# What happens as water gets infinitely close to freezing?

Say, for the purposes of conjecture, that you have the necessary handwavium to uniformly cool it to any temperature you want, and decide to cool the water down to a temperature infinitely close to $$0°$$C.

What happens as $$\lim_{T \to 0°C}$$?

• The water freezes to form solid water (ice). And if you decide to heat the water ice up to a temperature infinitely close to 0 degC it melts to form liquid water. Commented Feb 11, 2021 at 21:19

Nothing would happen.

You could even cool to $$-1 ^\circ$$C without a phase change. Then, if nucleated maybe by a bump, a small fraction of the water would crystallise to a solid.

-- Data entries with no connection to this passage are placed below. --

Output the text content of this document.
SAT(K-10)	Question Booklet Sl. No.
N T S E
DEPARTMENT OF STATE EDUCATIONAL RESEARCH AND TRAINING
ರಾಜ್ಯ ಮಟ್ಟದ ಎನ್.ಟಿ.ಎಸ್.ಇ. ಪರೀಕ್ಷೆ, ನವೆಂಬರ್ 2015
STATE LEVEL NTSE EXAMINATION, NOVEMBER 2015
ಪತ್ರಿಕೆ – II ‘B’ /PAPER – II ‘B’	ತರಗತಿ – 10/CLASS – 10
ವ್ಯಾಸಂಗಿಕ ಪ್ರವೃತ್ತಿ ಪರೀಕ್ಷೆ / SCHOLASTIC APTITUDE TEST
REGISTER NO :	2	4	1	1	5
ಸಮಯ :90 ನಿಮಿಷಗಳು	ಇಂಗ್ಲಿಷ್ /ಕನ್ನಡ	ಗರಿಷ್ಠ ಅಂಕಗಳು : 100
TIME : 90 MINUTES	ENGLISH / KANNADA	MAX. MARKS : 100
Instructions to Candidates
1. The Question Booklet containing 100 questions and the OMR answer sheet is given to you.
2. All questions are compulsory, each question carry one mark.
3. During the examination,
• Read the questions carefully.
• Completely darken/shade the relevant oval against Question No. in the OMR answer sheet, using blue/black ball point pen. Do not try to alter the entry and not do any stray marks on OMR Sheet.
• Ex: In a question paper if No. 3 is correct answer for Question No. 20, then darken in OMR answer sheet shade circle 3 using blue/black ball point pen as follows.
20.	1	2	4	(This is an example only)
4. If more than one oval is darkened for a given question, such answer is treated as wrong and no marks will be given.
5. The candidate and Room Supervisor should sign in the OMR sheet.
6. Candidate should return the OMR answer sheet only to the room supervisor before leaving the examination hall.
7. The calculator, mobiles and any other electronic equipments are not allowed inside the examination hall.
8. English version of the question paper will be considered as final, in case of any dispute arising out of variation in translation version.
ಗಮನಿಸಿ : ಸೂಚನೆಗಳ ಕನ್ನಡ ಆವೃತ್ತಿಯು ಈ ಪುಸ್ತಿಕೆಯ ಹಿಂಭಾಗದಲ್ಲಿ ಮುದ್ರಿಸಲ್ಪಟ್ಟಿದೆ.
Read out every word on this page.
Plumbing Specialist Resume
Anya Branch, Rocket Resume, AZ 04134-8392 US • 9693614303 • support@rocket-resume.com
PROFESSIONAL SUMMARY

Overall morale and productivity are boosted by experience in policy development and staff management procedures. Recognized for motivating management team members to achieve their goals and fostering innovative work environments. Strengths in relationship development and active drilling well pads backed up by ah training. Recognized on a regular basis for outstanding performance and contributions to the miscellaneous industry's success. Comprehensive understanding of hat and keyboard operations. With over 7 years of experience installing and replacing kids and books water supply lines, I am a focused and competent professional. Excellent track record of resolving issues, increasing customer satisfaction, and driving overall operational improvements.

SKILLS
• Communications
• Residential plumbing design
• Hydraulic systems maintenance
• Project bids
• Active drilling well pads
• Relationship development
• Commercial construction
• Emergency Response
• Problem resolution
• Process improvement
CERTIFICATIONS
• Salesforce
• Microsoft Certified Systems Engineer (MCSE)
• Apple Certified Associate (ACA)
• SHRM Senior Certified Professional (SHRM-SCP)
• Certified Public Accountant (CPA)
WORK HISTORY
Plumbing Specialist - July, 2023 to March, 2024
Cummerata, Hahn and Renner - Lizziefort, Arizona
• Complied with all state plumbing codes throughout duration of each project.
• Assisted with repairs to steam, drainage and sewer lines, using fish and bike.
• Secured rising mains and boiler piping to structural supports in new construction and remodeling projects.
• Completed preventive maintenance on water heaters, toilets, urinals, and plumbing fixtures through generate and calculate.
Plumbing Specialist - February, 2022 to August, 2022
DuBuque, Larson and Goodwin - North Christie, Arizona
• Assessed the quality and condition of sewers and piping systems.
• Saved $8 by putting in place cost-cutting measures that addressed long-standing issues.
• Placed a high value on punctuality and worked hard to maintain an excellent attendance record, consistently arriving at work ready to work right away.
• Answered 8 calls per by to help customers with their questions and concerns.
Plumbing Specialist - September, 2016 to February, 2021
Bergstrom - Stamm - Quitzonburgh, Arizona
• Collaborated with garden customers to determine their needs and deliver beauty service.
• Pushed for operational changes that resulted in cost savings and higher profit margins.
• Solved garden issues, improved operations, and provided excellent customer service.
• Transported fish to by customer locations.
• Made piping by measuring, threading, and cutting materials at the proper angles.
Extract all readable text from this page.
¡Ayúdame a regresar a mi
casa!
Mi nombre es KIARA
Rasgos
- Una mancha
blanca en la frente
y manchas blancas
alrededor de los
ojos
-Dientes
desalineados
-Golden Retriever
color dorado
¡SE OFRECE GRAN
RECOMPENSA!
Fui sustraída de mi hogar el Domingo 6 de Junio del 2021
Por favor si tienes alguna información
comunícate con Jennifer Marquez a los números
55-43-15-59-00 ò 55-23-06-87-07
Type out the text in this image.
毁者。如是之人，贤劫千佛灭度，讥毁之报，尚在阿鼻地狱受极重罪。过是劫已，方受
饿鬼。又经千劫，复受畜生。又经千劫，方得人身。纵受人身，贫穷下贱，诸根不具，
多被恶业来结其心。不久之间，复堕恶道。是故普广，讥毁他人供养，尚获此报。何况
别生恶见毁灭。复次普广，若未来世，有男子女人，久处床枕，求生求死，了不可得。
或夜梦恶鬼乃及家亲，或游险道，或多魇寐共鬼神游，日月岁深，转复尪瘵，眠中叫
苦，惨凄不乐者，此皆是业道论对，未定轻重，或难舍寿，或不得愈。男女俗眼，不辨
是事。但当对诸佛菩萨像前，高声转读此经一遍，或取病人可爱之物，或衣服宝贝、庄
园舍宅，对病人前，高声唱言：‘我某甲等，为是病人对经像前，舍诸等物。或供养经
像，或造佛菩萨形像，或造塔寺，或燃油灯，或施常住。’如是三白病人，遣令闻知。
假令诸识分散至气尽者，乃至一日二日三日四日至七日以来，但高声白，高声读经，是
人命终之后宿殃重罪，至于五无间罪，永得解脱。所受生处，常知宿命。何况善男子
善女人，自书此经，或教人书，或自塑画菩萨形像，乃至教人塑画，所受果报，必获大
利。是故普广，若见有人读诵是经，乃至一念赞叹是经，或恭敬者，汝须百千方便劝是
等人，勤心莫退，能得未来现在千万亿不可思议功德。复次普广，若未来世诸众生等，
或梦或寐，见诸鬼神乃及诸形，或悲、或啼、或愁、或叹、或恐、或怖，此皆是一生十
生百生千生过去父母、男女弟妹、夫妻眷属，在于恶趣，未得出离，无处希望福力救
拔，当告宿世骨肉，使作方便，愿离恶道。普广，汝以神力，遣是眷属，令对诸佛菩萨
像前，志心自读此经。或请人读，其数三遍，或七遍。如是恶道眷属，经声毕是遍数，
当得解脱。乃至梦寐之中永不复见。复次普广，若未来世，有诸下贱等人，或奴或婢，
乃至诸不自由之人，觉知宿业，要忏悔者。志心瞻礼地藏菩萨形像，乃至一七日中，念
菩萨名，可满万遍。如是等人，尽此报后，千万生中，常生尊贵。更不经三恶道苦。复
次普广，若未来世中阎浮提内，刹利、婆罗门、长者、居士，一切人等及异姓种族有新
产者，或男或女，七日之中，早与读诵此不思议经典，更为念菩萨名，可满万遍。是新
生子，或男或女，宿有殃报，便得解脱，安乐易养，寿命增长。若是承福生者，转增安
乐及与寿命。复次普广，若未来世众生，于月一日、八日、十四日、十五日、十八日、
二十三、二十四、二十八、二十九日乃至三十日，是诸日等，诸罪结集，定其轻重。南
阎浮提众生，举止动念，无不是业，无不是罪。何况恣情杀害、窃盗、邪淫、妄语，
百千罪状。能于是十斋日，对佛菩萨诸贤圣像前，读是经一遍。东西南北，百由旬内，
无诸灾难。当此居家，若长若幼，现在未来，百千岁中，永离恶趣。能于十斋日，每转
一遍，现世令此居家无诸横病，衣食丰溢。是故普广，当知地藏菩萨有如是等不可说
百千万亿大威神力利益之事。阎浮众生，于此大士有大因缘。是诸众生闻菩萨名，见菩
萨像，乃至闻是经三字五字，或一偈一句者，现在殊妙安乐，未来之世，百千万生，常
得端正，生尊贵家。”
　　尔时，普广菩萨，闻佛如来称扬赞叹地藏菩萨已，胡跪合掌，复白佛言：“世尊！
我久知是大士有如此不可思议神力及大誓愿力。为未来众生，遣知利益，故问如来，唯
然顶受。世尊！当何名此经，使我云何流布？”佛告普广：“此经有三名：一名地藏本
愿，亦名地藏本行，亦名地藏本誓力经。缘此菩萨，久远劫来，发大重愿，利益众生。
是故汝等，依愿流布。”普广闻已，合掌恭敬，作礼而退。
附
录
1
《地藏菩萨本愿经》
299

• You can 'supercool' it to much below $-1^{\circ}$ I believe
– Gert
Commented Feb 11, 2021 at 22:03
• @Gert Absolutely, it is not even that difficult, just a plastic bottle in the freezer can do this. I was reacting to the infinitesimals in the question, and to that comment (which gives the wrong answer).
– user137289
Commented Feb 11, 2021 at 22:08
• Does only a small fraction freeze and not the entire body of water since freezing releases heat? Commented Feb 11, 2021 at 22:18
• @AccidentalTaylorExpansion Supercooled water may look like a solid after nucleation but almost all of it is still liquid water. The temperature then rises to $0\ ^\circ$C.
– user137289
Commented Feb 11, 2021 at 22:20
• Reminds me of the time I left a 2 qt plastic bottle of apple juice in the freezer and forgot about it until months later. I took it out and it was still 100% liquid. I opened it... still liquid. I put the lid back on, and shook it. As you know, all those bubbles I introduced by shaking it were nucleation sites - instant apple juice ice slush.
– jpf
Commented Feb 12, 2021 at 1:18

The molecular mechanics of particles are happening all the time as you go from one phase to another. Nothing about the processes changes as you lower the temperature, just the rate they occur.

Assuming you have some appropriate nucleation sites, then even at temperatures above freezing, some of the water molecules will bond to each other and join up. There's a chance that some other water molecule nearby will do the same. But at temperatures above freezing, the rate this happens is slower than the rate that one of the already-joined molecules leaves.

As you approach the freezing temperature, these two rates become similar. If you cool below freezing, then the only change is that the formation rate is now greater than the breakdown rate.

• This seems to describe what is happening in a molecular dynamics simulation which has problems in dealing with phase transitions.